Avoid legacy PPTP entirely; its encryption is broken and offers no meaningful protection.
Why Use a VPN
- Untrusted networks: Open Wi-Fi at airports and cafes is easy to abuse. An attacker on the same segment can attempt a man-in-the-middle attack to capture cookies or credentials. A VPN keeps that traffic unreadable to them.
- Hiding your source IP: During authorised testing, a VPN gives you a consistent, controlled egress address and prevents your ISP-assigned IP from appearing in a target’s logs.
- Bypassing network filtering: Routing through a server in another location can restore access to sites blocked by a local network or ISP.
- Remote corporate access: Organisations use VPNs so employees can reach internal systems from outside the office over an encrypted link.
What a VPN Does Not Do
A VPN is not anonymity, and treating it as such is a common mistake. It moves trust from your ISP to your VPN provider — that provider can still see your traffic patterns. It does not stop tracking cookies, browser fingerprinting, or you logging into an account that identifies you. For a broader threat model, see anonymity and privacy.
Two leaks routinely undermine a VPN even when the tunnel is up:
- DNS leaks, where lookups bypass the tunnel and reveal the domains you visit to your ISP.
- WebRTC leaks in browsers, which can expose your real IP through peer-to-peer APIs.
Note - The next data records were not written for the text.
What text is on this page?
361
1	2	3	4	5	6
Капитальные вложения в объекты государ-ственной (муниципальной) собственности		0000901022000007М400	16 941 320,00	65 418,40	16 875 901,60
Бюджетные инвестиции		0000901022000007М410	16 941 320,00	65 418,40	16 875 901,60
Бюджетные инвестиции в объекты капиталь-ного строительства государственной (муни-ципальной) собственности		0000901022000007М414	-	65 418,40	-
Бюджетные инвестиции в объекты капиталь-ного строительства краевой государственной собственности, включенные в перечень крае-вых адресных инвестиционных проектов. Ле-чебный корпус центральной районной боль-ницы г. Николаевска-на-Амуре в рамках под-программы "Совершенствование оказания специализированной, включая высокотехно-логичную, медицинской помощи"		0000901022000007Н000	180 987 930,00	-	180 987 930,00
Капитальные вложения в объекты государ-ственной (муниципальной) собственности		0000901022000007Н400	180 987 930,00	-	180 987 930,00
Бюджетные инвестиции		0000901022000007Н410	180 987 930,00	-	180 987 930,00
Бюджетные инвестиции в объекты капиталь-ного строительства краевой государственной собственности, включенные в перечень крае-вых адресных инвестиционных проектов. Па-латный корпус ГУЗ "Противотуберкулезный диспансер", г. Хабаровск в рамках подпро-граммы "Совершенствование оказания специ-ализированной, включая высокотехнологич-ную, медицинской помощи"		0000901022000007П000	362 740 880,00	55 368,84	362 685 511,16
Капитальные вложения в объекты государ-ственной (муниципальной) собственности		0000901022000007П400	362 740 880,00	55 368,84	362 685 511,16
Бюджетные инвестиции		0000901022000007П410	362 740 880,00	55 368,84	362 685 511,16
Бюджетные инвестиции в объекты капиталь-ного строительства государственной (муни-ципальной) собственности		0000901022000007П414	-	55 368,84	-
A good client mitigates both and includes a kill switch that blocks all traffic if the tunnel drops, preventing accidental exposure.
VPN vs. Proxy Server
A proxy server also hides your IP, but it usually serves a single application, such as a browser, and often provides no encryption. A VPN operates at the operating-system level and encrypts every connection leaving the device — browser, game client, or terminal command alike.
A Warning About Free VPNs
Running a fast, global server network is expensive, so a genuinely free VPN has to make money somehow. Many free providers log browsing activity and sell it to advertisers, which defeats the entire point. Prefer a reputable provider with an independently audited no-logs policy, and remember that “no-logs” is only as trustworthy as the audit behind it.